Temporary holiday jobs: Retailers and delivery services need extra help at the holidays, but beware of solicitations that require you to share personal information online or pay for a job lead. Apply in person or go to retailers’ main websites to find out who is hiring.
Unusual forms of payment: Be wary of anyone who asks you to pay for holiday purchases using prepaid debit cards, gift cards, wire transfers, third parties, etc. These payments cannot be traced and cannot be undone. Use a credit card on a secure website; look for https in the address (the extra “s” is for “secure”) and the lock symbol.
Free gift cards: Popup ads or email offering free gift cards are often just a ploy to get your personal information that can later be used for identity theft.
Social media gift exchange: It sounds like a great deal; buy one gift and get 36 in return. But it’s just a variation on a pyramid scheme and it’s illegal.
Here are the BBB’s tips to protect your money:
1. Decide together. Sit down with your family or friends to discuss the causes and charities that are most meaningful to you. This will help narrow your search before making a donation.

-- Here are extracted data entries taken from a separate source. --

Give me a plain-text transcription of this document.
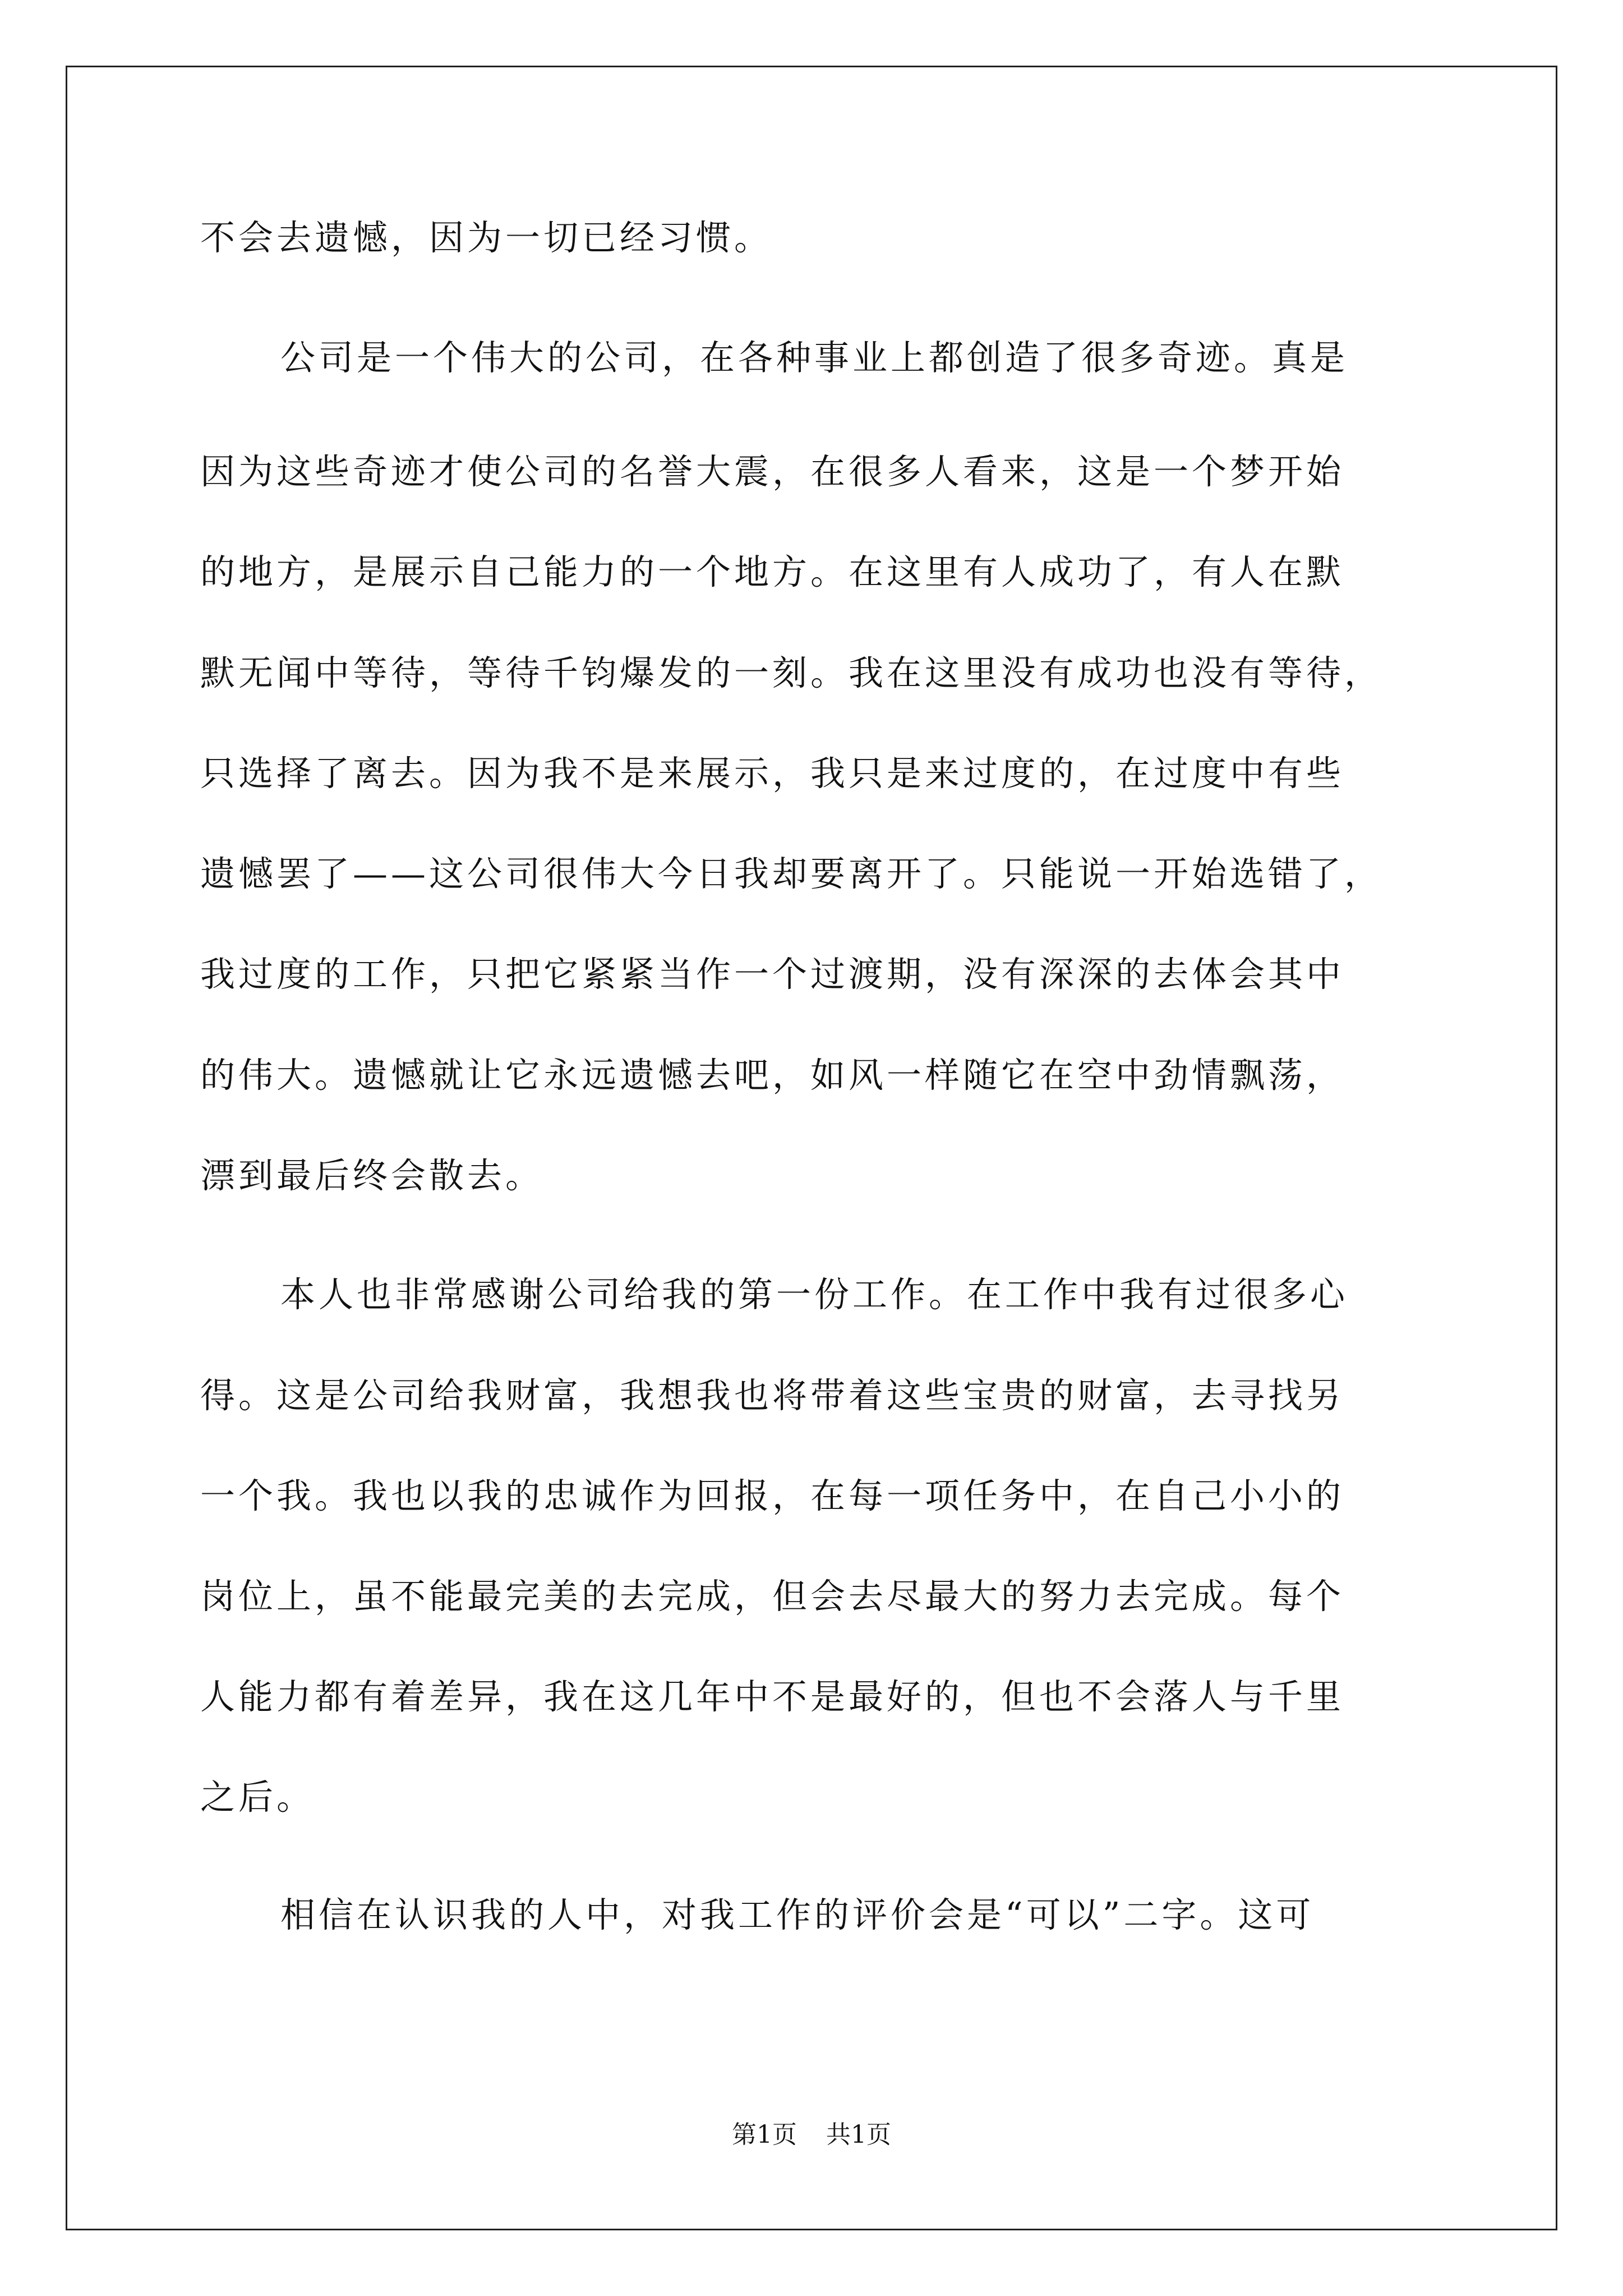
不会去遗憾，因为一切已经习惯。
公司是一个伟大的公司，在各种事业上都创造了很多奇迹。真是
因为这些奇迹才使公司的名誉大震，在很多人看来，这是一个梦开始
的地方，是展示自己能力的一个地方。在这里有人成功了，有人在默
默无闻中等待，等待千钧爆发的一刻。我在这里没有成功也没有等待，
只选择了离去。因为我不是来展示，我只是来过度的，在过度中有些
遗憾罢了——这公司很伟大今日我却要离开了。只能说一开始选错了，
我过度的工作，只把它紧紧当作一个过渡期，没有深深的去体会其中
的伟大。遗憾就让它永远遗憾去吧，如风一样随它在空中劲情飘荡，
漂到最后终会散去。
本人也非常感谢公司给我的第一份工作。在工作中我有过很多心
得。这是公司给我财富，我想我也将带着这些宝贵的财富，去寻找另
一个我。我也以我的忠诚作为回报，在每一项任务中，在自己小小的
岗位上，虽不能最完美的去完成，但会去尽最大的努力去完成。每个
人能力都有着差异，我在这几年中不是最好的，但也不会落人与千里
之后。
相信在认识我的人中，对我工作的评价会是“可以”二字。这可
第1页 共1页
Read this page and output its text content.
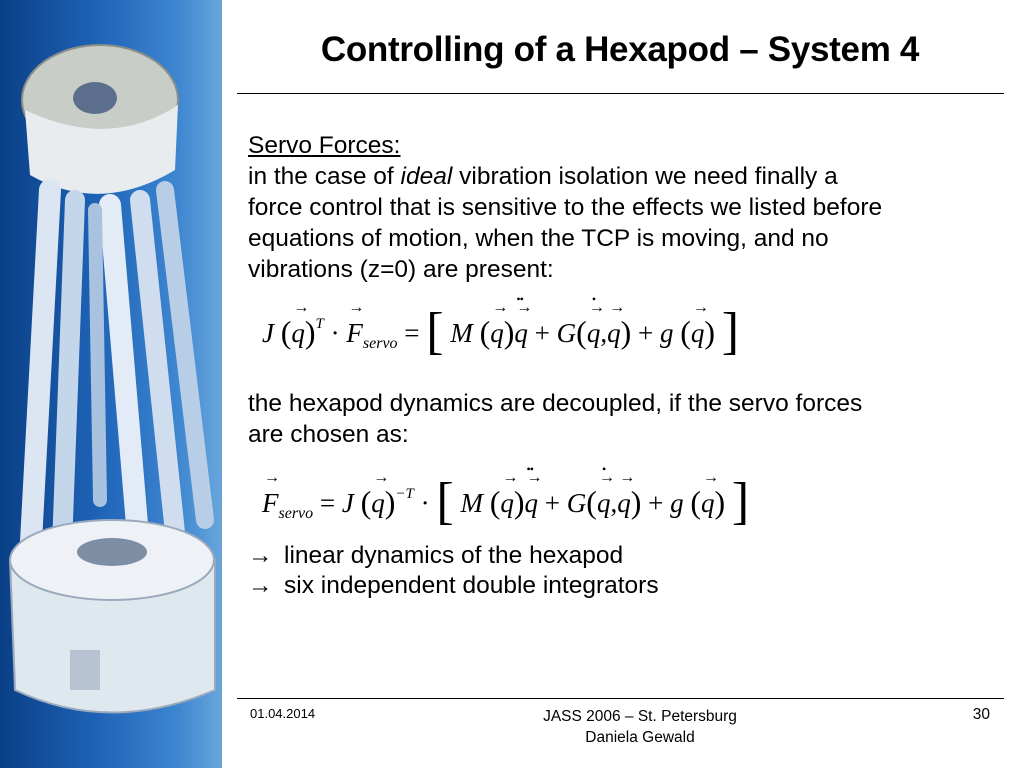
Controlling of a Hexapod – System 4
Servo Forces:
in the case of ideal vibration isolation we need finally a
force control that is sensitive to the effects we listed before
equations of motion, when the TCP is moving, and no
vibrations (z=0) are present:
J (→ q)$^T$ · → $F_{servo}$ = [ M (→ q)→ q •• + G(→ q •,→ q) + g (→ q) ]
the hexapod dynamics are decoupled, if the servo forces
are chosen as:
→ $F_{servo} = J$ (→ q)$^{-T}$ · [ M (→ q)→ q •• + G(→ q •,→ q) + g (→ q) ]
→ linear dynamics of the hexapod
→ six independent double integrators
01.04.2014	JASS 2006 – St. Petersburg
Daniela Gewald
30
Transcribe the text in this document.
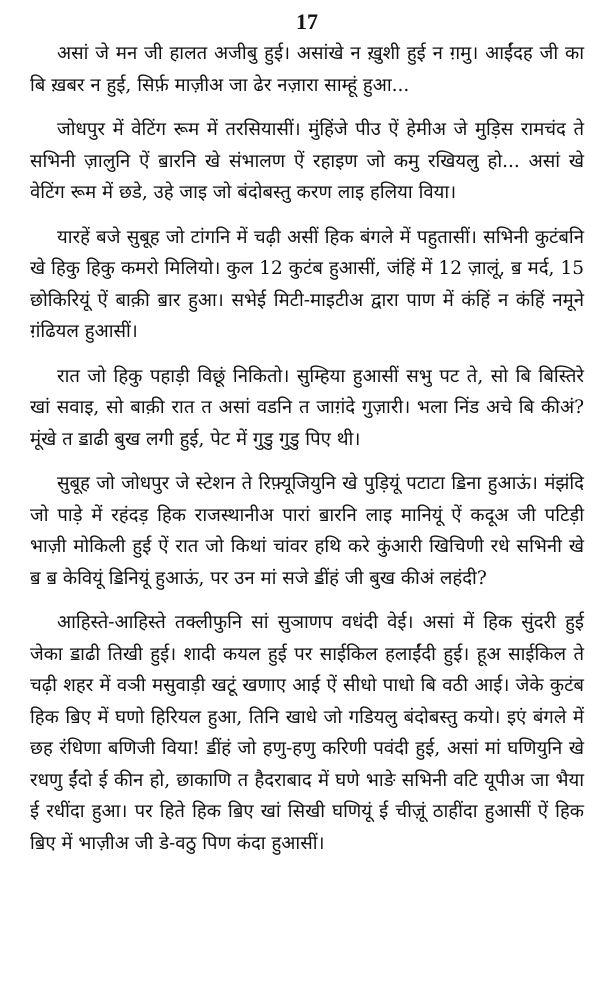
17

असां जे मन जी हालत अजीबु हुई। असांखे न ख़ुशी हुई न ग़मु। आईंदह जी का बि ख़बर न हुई, सिर्फ़ माज़ीअ जा ढेर नज़ारा साम्हूं हुआ...

जोधपुर में वेटिंग रूम में तरसियासीं। मुंहिंजे पीउ ऐं हेमीअ जे मुड़िस रामचंद ते सभिनी ज़ालुनि ऐं ॿारनि खे संभालण ऐं रहाइण जो कमु रखियलु हो... असां खे वेटिंग रूम में छडे, उहे जाइ जो बंदोबस्तु करण लाइ हलिया विया।

यारहें बजे सुबूह जो टांगनि में चढ़ी असीं हिक बंगले में पहुतासीं। सभिनी कुटंबनि खे हिकु हिकु कमरो मिलियो। कुल 12 कुटंब हुआसीं, जंहिं में 12 ज़ालूं, ॿ मर्द, 15 छोकिरियूं ऐं बाक़ी ॿार हुआ। सभेई मिटी-माइटीअ द्वारा पाण में कंहिं न कंहिं नमूने ग़ंढियल हुआसीं।

रात जो हिकु पहाड़ी विछूं निकितो। सुम्हिया हुआसीं सभु पट ते, सो बि बिस्तिरे खां सवाइ, सो बाक़ी रात त असां वडनि त जाग़ंदे गुज़ारी। भला निंड अचे बि कीअं? मूंखे त ॾाढी बुख लगी हुई, पेट में गुडु गुडु पिए थी।

सुबूह जो जोधपुर जे स्टेशन ते रिफ़्यूजियुनि खे पुड़ियूं पटाटा ॾिना हुआऊं। मंझंदि जो पाड़े में रहंदड़ हिक राजस्थानीअ पारां ॿारनि लाइ मानियूं ऐं कदूअ जी पटिड़ी भाज़ी मोकिली हुई ऐं रात जो किथां चांवर हथि करे कुंआरी खिचिणी रधे सभिनी खे ॿ ॿ केवियूं ॾिनियूं हुआऊं, पर उन मां सजे ॾींहं जी बुख कीअं लहंदी?

आहिस्ते-आहिस्ते तक्लीफुनि सां सुञाणप वधंदी वेई। असां में हिक सुंदरी हुई जेका ॾाढी तिखी हुई। शादी कयल हुई पर साईकिल हलाईंदी हुई। हूअ साईकिल ते चढ़ी शहर में वञी मसुवाड़ी खटूं खणाए आई ऐं सीधो पाधो बि वठी आई। जेके कुटंब हिक ॿिए में घणो हिरियल हुआ, तिनि खाधे जो गडियलु बंदोबस्तु कयो। इएं बंगले में छह रंधिणा बणिजी विया! ॾींहं जो हणु-हणु करिणी पवंदी हुई, असां मां घणियुनि खे रधणु ईंदो ई कीन हो, छाकाणि त हैदराबाद में घणे भाङे सभिनी वटि यूपीअ जा भैया ई रधींदा हुआ। पर हिते हिक ॿिए खां सिखी घणियूं ई चीज़ूं ठाहींदा हुआसीं ऐं हिक ॿिए में भाज़ीअ जी डे-वठु पिण कंदा हुआसीं।
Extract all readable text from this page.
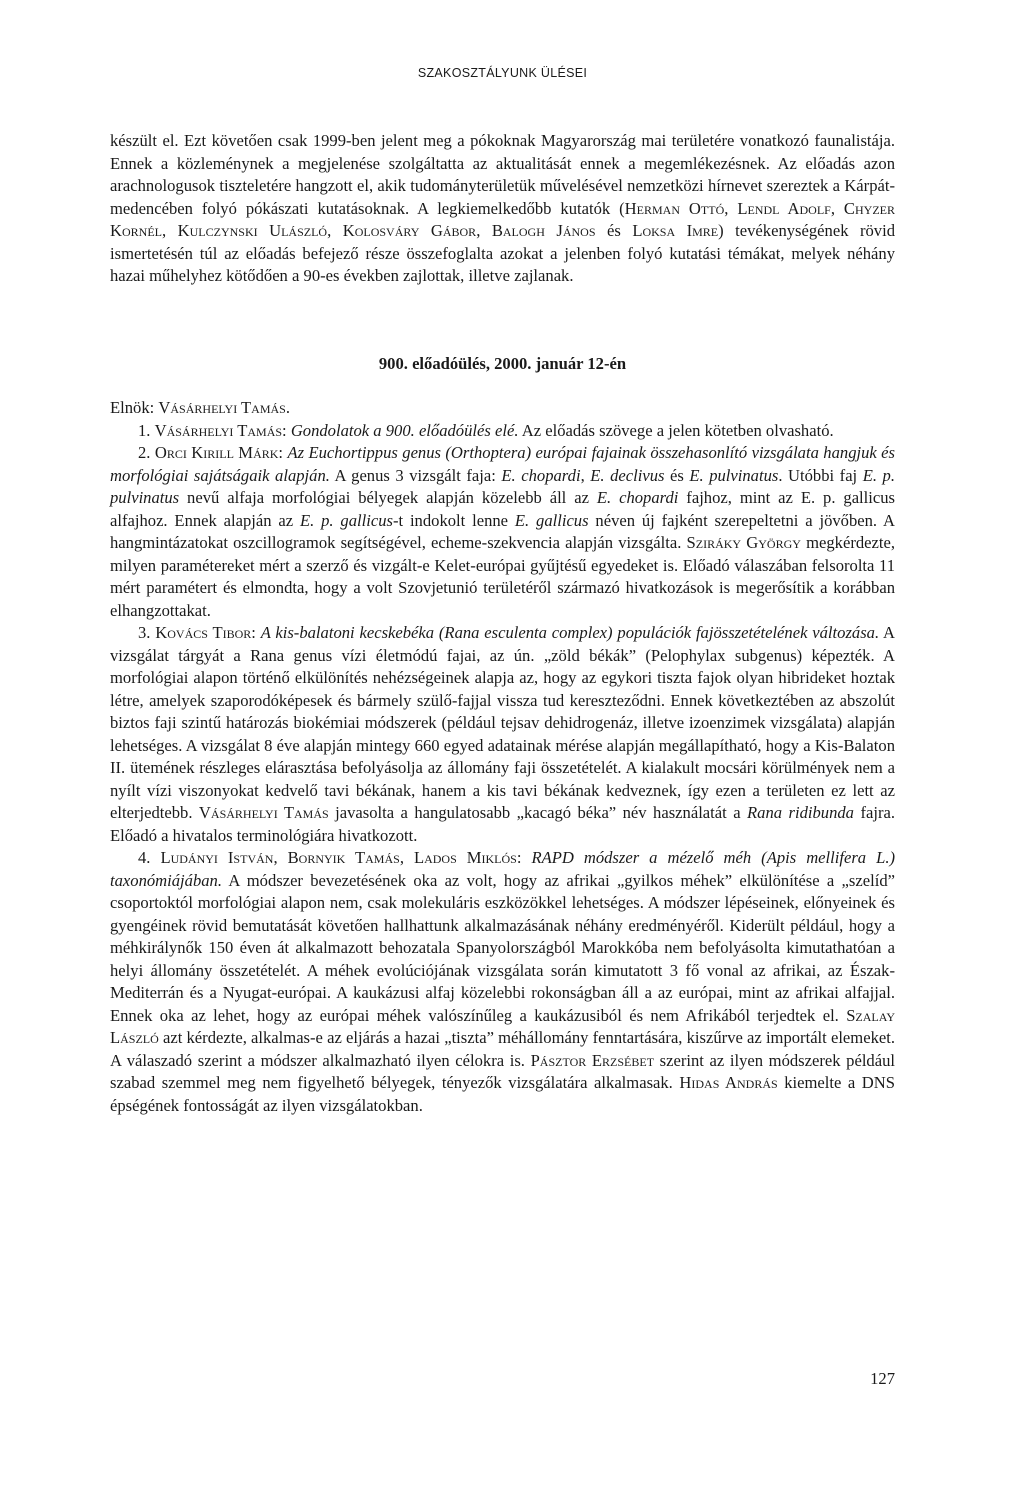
SZAKOSZTÁLYUNK ÜLÉSEI

készült el. Ezt követően csak 1999-ben jelent meg a pókoknak Magyarország mai területére vonatkozó faunalistája. Ennek a közleménynek a megjelenése szolgáltatta az aktualitását ennek a megemlékezésnek. Az előadás azon arachnologusok tiszteletére hangzott el, akik tudományterületük művelésével nemzetközi hírnevet szereztek a Kárpát-medencében folyó pókászati kutatásoknak. A legkiemelkedőbb kutatók (Herman Ottó, Lendl Adolf, Chyzer Kornél, Kulczynski Ulászló, Kolosváry Gábor, Balogh János és Loksa Imre) tevékenységének rövid ismertetésén túl az előadás befejező része összefoglalta azokat a jelenben folyó kutatási témákat, melyek néhány hazai műhelyhez kötődően a 90-es években zajlottak, illetve zajlanak.

900. előadóülés, 2000. január 12-én

Elnök: Vásárhelyi Tamás.

1. Vásárhelyi Tamás: Gondolatok a 900. előadóülés elé. Az előadás szövege a jelen kötetben olvasható.

2. Orci Kirill Márk: Az Euchortippus genus (Orthoptera) európai fajainak összehasonlító vizsgálata hangjuk és morfológiai sajátságaik alapján. A genus 3 vizsgált faja: E. chopardi, E. declivus és E. pulvinatus. Utóbbi faj E. p. pulvinatus nevű alfaja morfológiai bélyegek alapján közelebb áll az E. chopardi fajhoz, mint az E. p. gallicus alfajhoz. Ennek alapján az E. p. gallicus-t indokolt lenne E. gallicus néven új fajként szerepeltetni a jövőben. A hangmintázatokat oszcillogramok segítségével, echeme-szekvencia alapján vizsgálta. Sziráky György megkérdezte, milyen paramétereket mért a szerző és vizgált-e Kelet-európai gyűjtésű egyedeket is. Előadó válaszában felsorolta 11 mért paramétert és elmondta, hogy a volt Szovjetunió területéről származó hivatkozások is megerősítik a korábban elhangzottakat.

3. Kovács Tibor: A kis-balatoni kecskebéka (Rana esculenta complex) populációk fajösszetételének változása. A vizsgálat tárgyát a Rana genus vízi életmódú fajai, az ún. „zöld békák” (Pelophylax subgenus) képezték. A morfológiai alapon történő elkülönítés nehézségeinek alapja az, hogy az egykori tiszta fajok olyan hibrideket hoztak létre, amelyek szaporodóképesek és bármely szülő-fajjal vissza tud kereszteződni. Ennek következtében az abszolút biztos faji szintű határozás biokémiai módszerek (például tejsav dehidrogenáz, illetve izoenzimek vizsgálata) alapján lehetséges. A vizsgálat 8 éve alapján mintegy 660 egyed adatainak mérése alapján megállapítható, hogy a Kis-Balaton II. ütemének részleges elárasztása befolyásolja az állomány faji összetételét. A kialakult mocsári körülmények nem a nyílt vízi viszonyokat kedvelő tavi békának, hanem a kis tavi békának kedveznek, így ezen a területen ez lett az elterjedtebb. Vásárhelyi Tamás javasolta a hangulatosabb „kacagó béka” név használatát a Rana ridibunda fajra. Előadó a hivatalos terminológiára hivatkozott.

4. Ludányi István, Bornyik Tamás, Lados Miklós: RAPD módszer a mézelő méh (Apis mellifera L.) taxonómiájában. A módszer bevezetésének oka az volt, hogy az afrikai „gyilkos méhek” elkülönítése a „szelíd” csoportoktól morfológiai alapon nem, csak molekuláris eszközökkel lehetséges. A módszer lépéseinek, előnyeinek és gyengéinek rövid bemutatását követően hallhattunk alkalmazásának néhány eredményéről. Kiderült például, hogy a méhkirálynők 150 éven át alkalmazott behozatala Spanyolországból Marokkóba nem befolyásolta kimutathatóan a helyi állomány összetételét. A méhek evolúciójának vizsgálata során kimutatott 3 fő vonal az afrikai, az Észak-Mediterrán és a Nyugat-európai. A kaukázusi alfaj közelebbi rokonságban áll a az európai, mint az afrikai alfajjal. Ennek oka az lehet, hogy az európai méhek valószínűleg a kaukázusiból és nem Afrikából terjedtek el. Szalay László azt kérdezte, alkalmas-e az eljárás a hazai „tiszta” méhállomány fenntartására, kiszűrve az importált elemeket. A válaszadó szerint a módszer alkalmazható ilyen célokra is. Pásztor Erzsébet szerint az ilyen módszerek például szabad szemmel meg nem figyelhető bélyegek, tényezők vizsgálatára alkalmasak. Hidas András kiemelte a DNS épségének fontosságát az ilyen vizsgálatokban.

127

2. Watch out for name similarity. Charities raising money for the same cause can have names that sound similar. Avoid cases of mistaken identity by looking at the name carefully.
3. What does the charity do? A charity’s name won’t necessarily reflect the nature of its program activities. Review the charity’s appeals and website to make sure you know how it plans to address the problems it describes so well.
4. Verify your charity. Visit Give.org to verify that your charity of choice is trustworthy and transparent.